Acho que a maioria dos insights que recebo quando chapado são sobre questões sociais, uma área de conhecimento criativa muito diferente daquela pela qual sou geralmente conhecido. Lembro-me de uma ocasião em que tomava banho com minha esposa quando estava chapado, na qual tive uma ideia das origens e invalidez do racismo em termos de curvas de distribuição gaussiana. De certa forma, era um ponto óbvio, mas raramente falado. Eu desenhei as curvas com sabão na parede do chuveiro e fui escrever a ideia. Uma ideia levou a outra e, ao final de cerca de uma hora de trabalho extremamente árduo, descobri que havia escrito onze ensaios curtos sobre uma ampla gama de tópicos sociais, políticos, filosóficos e biológicos humanos. Devido a problemas de espaço, não posso entrar nos detalhes desses ensaios, mas em todos os sinais externos, como reações do público e comentários de especialistas, eles parecem conter informações válidas. Eu os usei em discursos de início de universidade, palestras públicas e em meus livros.
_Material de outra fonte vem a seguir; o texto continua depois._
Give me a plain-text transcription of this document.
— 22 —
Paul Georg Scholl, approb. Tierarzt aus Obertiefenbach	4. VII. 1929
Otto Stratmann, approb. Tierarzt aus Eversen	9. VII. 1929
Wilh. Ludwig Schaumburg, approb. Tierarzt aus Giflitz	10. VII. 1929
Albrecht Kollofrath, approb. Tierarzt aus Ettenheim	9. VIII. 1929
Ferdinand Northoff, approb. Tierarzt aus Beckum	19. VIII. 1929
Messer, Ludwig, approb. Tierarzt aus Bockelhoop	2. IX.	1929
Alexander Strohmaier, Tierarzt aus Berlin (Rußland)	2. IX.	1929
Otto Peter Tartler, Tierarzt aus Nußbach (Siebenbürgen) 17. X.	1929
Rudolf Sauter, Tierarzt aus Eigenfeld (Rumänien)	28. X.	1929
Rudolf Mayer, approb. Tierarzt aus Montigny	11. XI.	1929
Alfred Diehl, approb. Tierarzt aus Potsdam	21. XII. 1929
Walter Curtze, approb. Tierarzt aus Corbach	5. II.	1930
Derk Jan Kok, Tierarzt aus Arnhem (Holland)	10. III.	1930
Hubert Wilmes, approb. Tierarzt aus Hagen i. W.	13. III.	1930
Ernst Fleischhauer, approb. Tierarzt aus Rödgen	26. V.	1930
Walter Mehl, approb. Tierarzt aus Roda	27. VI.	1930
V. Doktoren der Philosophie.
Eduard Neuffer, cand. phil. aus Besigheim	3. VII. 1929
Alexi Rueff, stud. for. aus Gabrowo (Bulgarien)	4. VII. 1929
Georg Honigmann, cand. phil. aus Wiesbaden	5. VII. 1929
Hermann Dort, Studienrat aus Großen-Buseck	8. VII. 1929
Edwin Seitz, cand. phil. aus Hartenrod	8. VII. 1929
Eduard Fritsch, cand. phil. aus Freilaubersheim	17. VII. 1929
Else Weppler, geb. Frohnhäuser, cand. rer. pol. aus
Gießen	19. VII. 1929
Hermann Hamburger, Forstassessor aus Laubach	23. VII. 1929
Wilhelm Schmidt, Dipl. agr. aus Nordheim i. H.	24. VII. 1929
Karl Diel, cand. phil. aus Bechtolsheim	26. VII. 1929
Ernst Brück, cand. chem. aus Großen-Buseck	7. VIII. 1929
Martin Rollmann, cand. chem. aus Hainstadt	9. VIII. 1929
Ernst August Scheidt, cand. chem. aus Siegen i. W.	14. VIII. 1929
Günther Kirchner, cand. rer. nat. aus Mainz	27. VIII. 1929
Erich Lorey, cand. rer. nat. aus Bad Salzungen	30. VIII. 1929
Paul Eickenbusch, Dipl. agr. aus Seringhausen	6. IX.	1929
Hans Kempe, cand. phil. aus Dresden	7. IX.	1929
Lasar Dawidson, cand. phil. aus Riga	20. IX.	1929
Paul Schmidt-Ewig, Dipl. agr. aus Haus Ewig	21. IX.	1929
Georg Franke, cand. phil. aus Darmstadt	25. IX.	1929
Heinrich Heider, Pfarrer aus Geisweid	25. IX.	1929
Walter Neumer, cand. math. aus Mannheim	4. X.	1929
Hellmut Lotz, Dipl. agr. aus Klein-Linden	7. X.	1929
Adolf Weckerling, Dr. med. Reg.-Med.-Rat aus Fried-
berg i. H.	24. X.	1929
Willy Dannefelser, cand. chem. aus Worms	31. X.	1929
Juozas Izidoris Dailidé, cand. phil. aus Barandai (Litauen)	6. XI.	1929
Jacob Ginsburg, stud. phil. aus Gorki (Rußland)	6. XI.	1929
Mas deixe-me tentar ao menos dar o sabor do tal insight e seus acompanhamentos. Uma noite, com muita maconha, eu estava mergulhando na minha infância, um pouco de autoanálise e fazendo o que me parecia um progresso muito bom. Fiz uma pausa e pensei como era extraordinário que Sigmund Freud, sem a ajuda de drogas, tivesse conseguido sua própria autoanálise notável. Mas então me ocorreu como um trovão que isso estava errado, que Freud passou a década anterior à sua autoanálise como experimentador e proselitista de cocaína; e me pareceu muito aparente que as genuínas ideias psicológicas que Freud trouxe ao mundo eram pelo menos em parte derivadas de sua experiência com drogas. Não tenho ideia se isso é de fato verdade ou se os historiadores de Freud concordariam com essa interpretação, ou mesmo se tal ideia foi publicada no passado, mas é uma hipótese interessante e que passo primeiro pelo escrutínio no mundo dos baixos.
Lembro-me da noite em que percebi de repente como era estar louco, ou das noites em que meus sentimentos e percepções eram de natureza religiosa. Eu tinha uma sensação muito precisa de que esses sentimentos e percepções, escritos casualmente, não suportariam o escrutínio crítico habitual que é meu estoque no negócio como cientista. Se eu encontrar de manhã uma mensagem para mim mesmo da noite anterior, informando-me de que há um mundo ao nosso redor que mal sentimos, ou que podemos nos tornar um com o universo, ou mesmo que certos políticos são homens desesperadamente assustados, posso tender a descrer; mas quando estou chapado, conheço essa descrença. E, portanto, tenho uma fita na qual me exorto a levar a sério essas observações. Eu digo, “ouça com atenção, seu filho da puta da manhã! Esse material é real!”. Eu tento mostrar que minha mente está funcionando claramente; Lembro-me do nome de um conhecido do ensino médio em que não pensava há trinta anos; Descrevo a cor, a tipografia e o formato de um livro em outra sala e essas memórias passam por escrutínio crítico pela manhã. Estou convencido de que existem níveis genuínos e válidos de percepção disponíveis com a maconha (e provavelmente com outras drogas) que, através dos defeitos de nossa sociedade e nosso sistema educacional, não estão disponíveis para nós sem essas drogas. Tal observação se aplica não apenas à autoconsciência e às atividades intelectuais, mas também às percepções de pessoas reais, uma sensibilidade muito maior à expressão facial, entonações e escolha de palavras que às vezes produzem um relacionamento tão próximo que é como se duas pessoas estivessem lendo a mente um do outro.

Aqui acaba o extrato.